On Being of Like Spirit As They

General Washington and Lafayette, where the American forces established camp at Valley Forge, Pennsylvania, 20 miles to the north and west of British-held Philadelpia, on this day, December 19, 1777.

General Washington and Lafayette, as the American forces established camp at Valley Forge, Pennsylvania, 20 miles to the north and west of British-held Philadelpia, on this day, December 19, 1777.

“But it must be remembered that these monuments of the past are only the form and not the substance of that which we would perpetuate. They are helps, they are reminders, but of themselves they will not suffice. It is necessary that there be in us a like spirit to that which was in the Virginians of the brave days which we seek to commemorate. There is but one way to demonstrate adherence to principles, that is by acting in accordance with them. It was not the Declaration which was proclaimed one hundred and forty-six years ago that gave America its independence. It was the action of the army in the field led by Washington and his generals. It was the support of that army by the people of the colonies. It was the sacrifice made by those who pledged their lives, their fortunes, and their sacred honor to this high purpose…

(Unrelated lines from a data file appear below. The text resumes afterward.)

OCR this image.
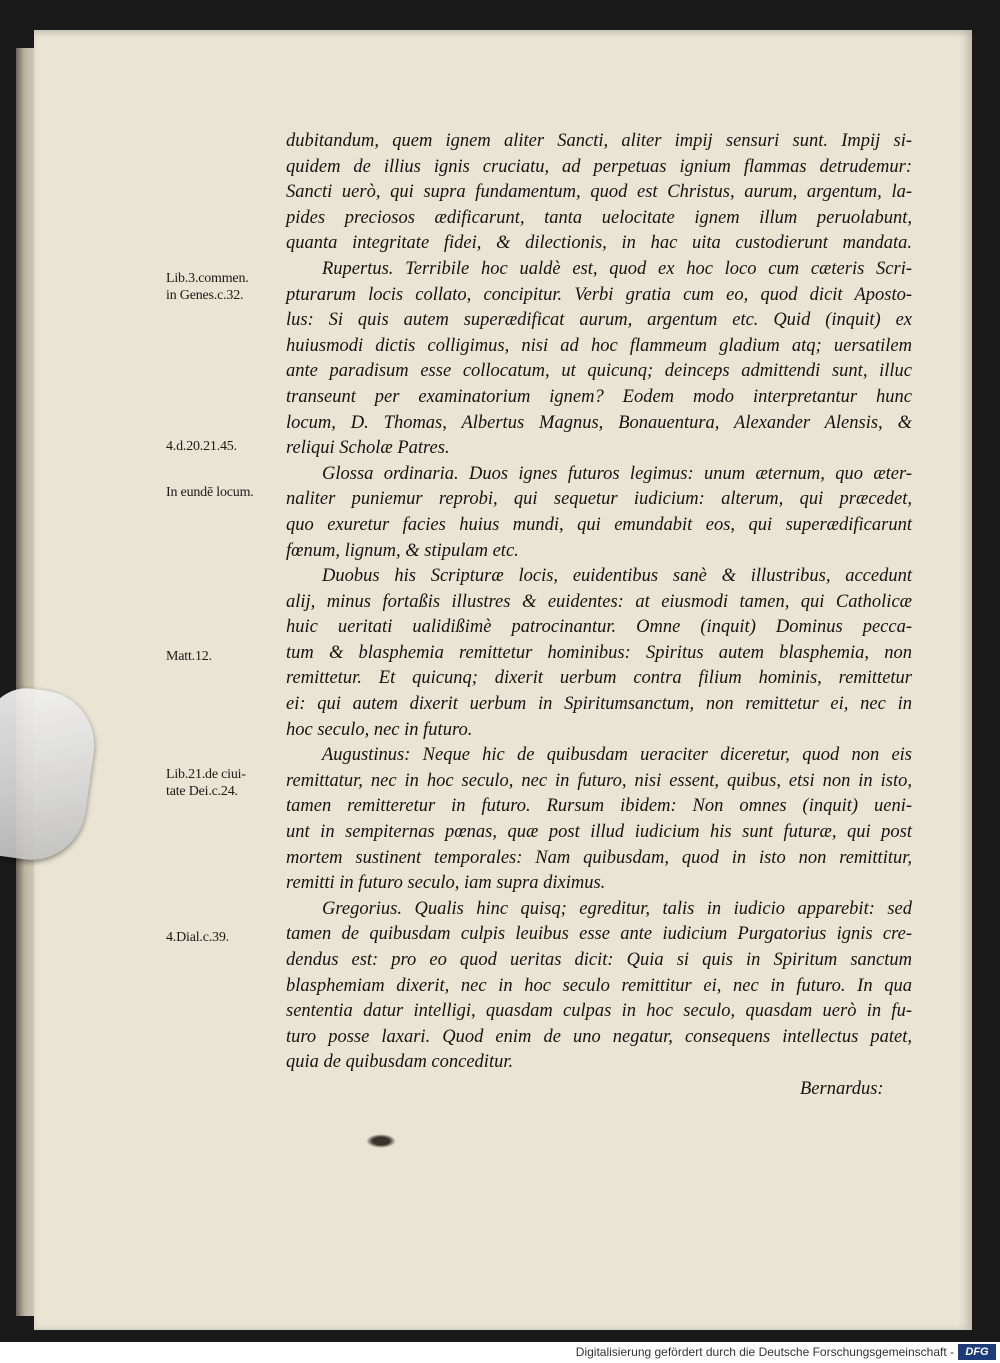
Lib.3.commen.
in Genes.c.32.
4.d.20.21.45.
In eundē locum.
Matt.12.
Lib.21.de ciui-
tate Dei.c.24.
4.Dial.c.39.
dubitandum, quem ignem aliter Sancti, aliter impij sensuri sunt. Impij si-
quidem de illius ignis cruciatu, ad perpetuas ignium flammas detrudemur:
Sancti uerò, qui supra fundamentum, quod est Christus, aurum, argentum, la-
pides preciosos ædificarunt, tanta uelocitate ignem illum peruolabunt,
quanta integritate fidei, & dilectionis, in hac uita custodierunt mandata.
Rupertus. Terribile hoc ualdè est, quod ex hoc loco cum cæteris Scri-
pturarum locis collato, concipitur. Verbi gratia cum eo, quod dicit Aposto-
lus: Si quis autem superædificat aurum, argentum etc. Quid (inquit) ex
huiusmodi dictis colligimus, nisi ad hoc flammeum gladium atq; uersatilem
ante paradisum esse collocatum, ut quicunq; deinceps admittendi sunt, illuc
transeunt per examinatorium ignem? Eodem modo interpretantur hunc
locum, D. Thomas, Albertus Magnus, Bonauentura, Alexander Alensis, &
reliqui Scholæ Patres.
Glossa ordinaria. Duos ignes futuros legimus: unum æternum, quo æter-
naliter puniemur reprobi, qui sequetur iudicium: alterum, qui præcedet,
quo exuretur facies huius mundi, qui emundabit eos, qui superædificarunt
fœnum, lignum, & stipulam etc.
Duobus his Scripturæ locis, euidentibus sanè & illustribus, accedunt
alij, minus fortaßis illustres & euidentes: at eiusmodi tamen, qui Catholicæ
huic ueritati ualidißimè patrocinantur. Omne (inquit) Dominus pecca-
tum & blasphemia remittetur hominibus: Spiritus autem blasphemia, non
remittetur. Et quicunq; dixerit uerbum contra filium hominis, remittetur
ei: qui autem dixerit uerbum in Spiritumsanctum, non remittetur ei, nec in
hoc seculo, nec in futuro.
Augustinus: Neque hic de quibusdam ueraciter diceretur, quod non eis
remittatur, nec in hoc seculo, nec in futuro, nisi essent, quibus, etsi non in isto,
tamen remitteretur in futuro. Rursum ibidem: Non omnes (inquit) ueni-
unt in sempiternas pœnas, quæ post illud iudicium his sunt futuræ, qui post
mortem sustinent temporales: Nam quibusdam, quod in isto non remittitur,
remitti in futuro seculo, iam supra diximus.
Gregorius. Qualis hinc quisq; egreditur, talis in iudicio apparebit: sed
tamen de quibusdam culpis leuibus esse ante iudicium Purgatorius ignis cre-
dendus est: pro eo quod ueritas dicit: Quia si quis in Spiritum sanctum
blasphemiam dixerit, nec in hoc seculo remittitur ei, nec in futuro. In qua
sententia datur intelligi, quasdam culpas in hoc seculo, quasdam uerò in fu-
turo posse laxari. Quod enim de uno negatur, consequens intellectus patet,
quia de quibusdam conceditur.
Bernardus:
Digitalisierung gefördert durch die Deutsche Forschungsgemeinschaft -	DFG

“…The world to-day is filled with a great impatience. Men are disdainful of the things that are and are credulously turning toward those who assert a change of institutions would somehow bring about an era of perfection. It is not a change that is needed in our Constitution and laws so much as there is need of living in accordance with them. The most fundamental precept of them all — the right to life, liberty, and the pursuit of happiness–has not yet been brought into universal application. It is not our institutions that have failed, it is our execution of them that has failed” — Calvin Coolidge, Fredericksburg, Virginia, July 6, 1922 (emphasis added).

Calvin Coolidge planting commemorative tree, 1922. Courtesy of the Library of Congress.

Calvin Coolidge planting commemorative tree, 1922. Courtesy of the Library of Congress.